October 06, 2005
Bottom of the Ninth: Bush Signals for Rookie Over Experienced Closers
The Supreme Team needs a strong closer to seal a victory over activists who use the bench to legislate. We've gone through eight with mixed results, and this is the ninth position in the decisive inning. In this situation, would you pick someone who can slam the door on the opponent or bring in someone whom no one has seen outside of the minors? How does political analyst and baseball expert George Will call this?
If 100 such people had been asked to list 100 individuals who have given evidence of the reflectiveness and excellence requisite in a justice, Miers's name probably would not have appeared in any of the 10,000 places on those lists.
Uh, oh. Bush picked the rookie--a suspect righty, even though there were strong closers warmed up. The other side has a line up of heavy hitters who bat from the left. We might be overmatched. And, to think that Bush used to be a managing partner of the Texas Rangers ball club.
Posted by GM Roper at October 6, 2005 01:50 PM | TrackBackWhat's worse is that half the fielders are on the other team. Our pitcher desperately needs to throw strikeouts! Talk about a pressure situation...

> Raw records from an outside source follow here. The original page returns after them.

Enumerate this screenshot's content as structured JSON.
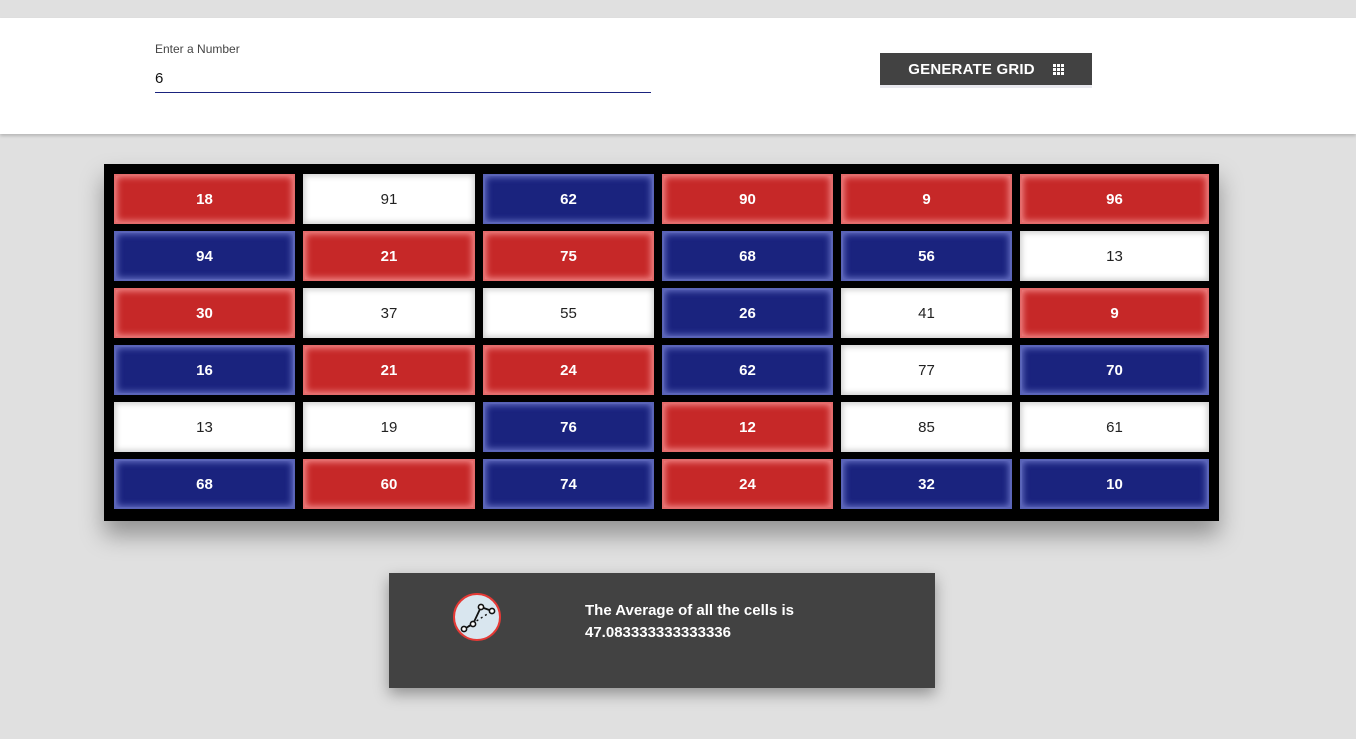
{
  "input": {
    "label": "Enter a Number",
    "value": "6"
  },
  "generate_button": {
    "label": "GENERATE GRID",
    "icon": "grid-icon"
  },
  "grid": {
    "size": 6,
    "colors": {
      "red": "#c62828",
      "blue": "#1a237e",
      "white": "#ffffff",
      "border": "#000000"
    },
    "rows": [
      [
        {
          "value": "18",
          "color": "red"
        },
        {
          "value": "91",
          "color": "white"
        },
        {
          "value": "62",
          "color": "blue"
        },
        {
          "value": "90",
          "color": "red"
        },
        {
          "value": "9",
          "color": "red"
        },
        {
          "value": "96",
          "color": "red"
        }
      ],
      [
        {
          "value": "94",
          "color": "blue"
        },
        {
          "value": "21",
          "color": "red"
        },
        {
          "value": "75",
          "color": "red"
        },
        {
          "value": "68",
          "color": "blue"
        },
        {
          "value": "56",
          "color": "blue"
        },
        {
          "value": "13",
          "color": "white"
        }
      ],
      [
        {
          "value": "30",
          "color": "red"
        },
        {
          "value": "37",
          "color": "white"
        },
        {
          "value": "55",
          "color": "white"
        },
        {
          "value": "26",
          "color": "blue"
        },
        {
          "value": "41",
          "color": "white"
        },
        {
          "value": "9",
          "color": "red"
        }
      ],
      [
        {
          "value": "16",
          "color": "blue"
        },
        {
          "value": "21",
          "color": "red"
        },
        {
          "value": "24",
          "color": "red"
        },
        {
          "value": "62",
          "color": "blue"
        },
        {
          "value": "77",
          "color": "white"
        },
        {
          "value": "70",
          "color": "blue"
        }
      ],
      [
        {
          "value": "13",
          "color": "white"
        },
        {
          "value": "19",
          "color": "white"
        },
        {
          "value": "76",
          "color": "blue"
        },
        {
          "value": "12",
          "color": "red"
        },
        {
          "value": "85",
          "color": "white"
        },
        {
          "value": "61",
          "color": "white"
        }
      ],
      [
        {
          "value": "68",
          "color": "blue"
        },
        {
          "value": "60",
          "color": "red"
        },
        {
          "value": "74",
          "color": "blue"
        },
        {
          "value": "24",
          "color": "red"
        },
        {
          "value": "32",
          "color": "blue"
        },
        {
          "value": "10",
          "color": "blue"
        }
      ]
    ]
  },
  "result": {
    "icon": "line-chart-icon",
    "line1": "The Average of all the cells is",
    "line2": "47.083333333333336"
  }
}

Posted by civil truth at October 6, 2005 03:08 PM
Still, we can't help but conclude that the ACLU has so sucessfully instilled such strong anti-religious sentiment in the left that no matter who is nominated for what, the first and loudest complaint is the nominee's religious persuasion. All I've heard from the left is, "She's evangelical! She's evangelical! She'll overturn Roe v Wade!" We heard enough of it when Roberts was nominated. Never, in my own history of watching politics, have I seen such a single minded and consistent attack method. Since when has one's religious persuaion disqualified them from the courts?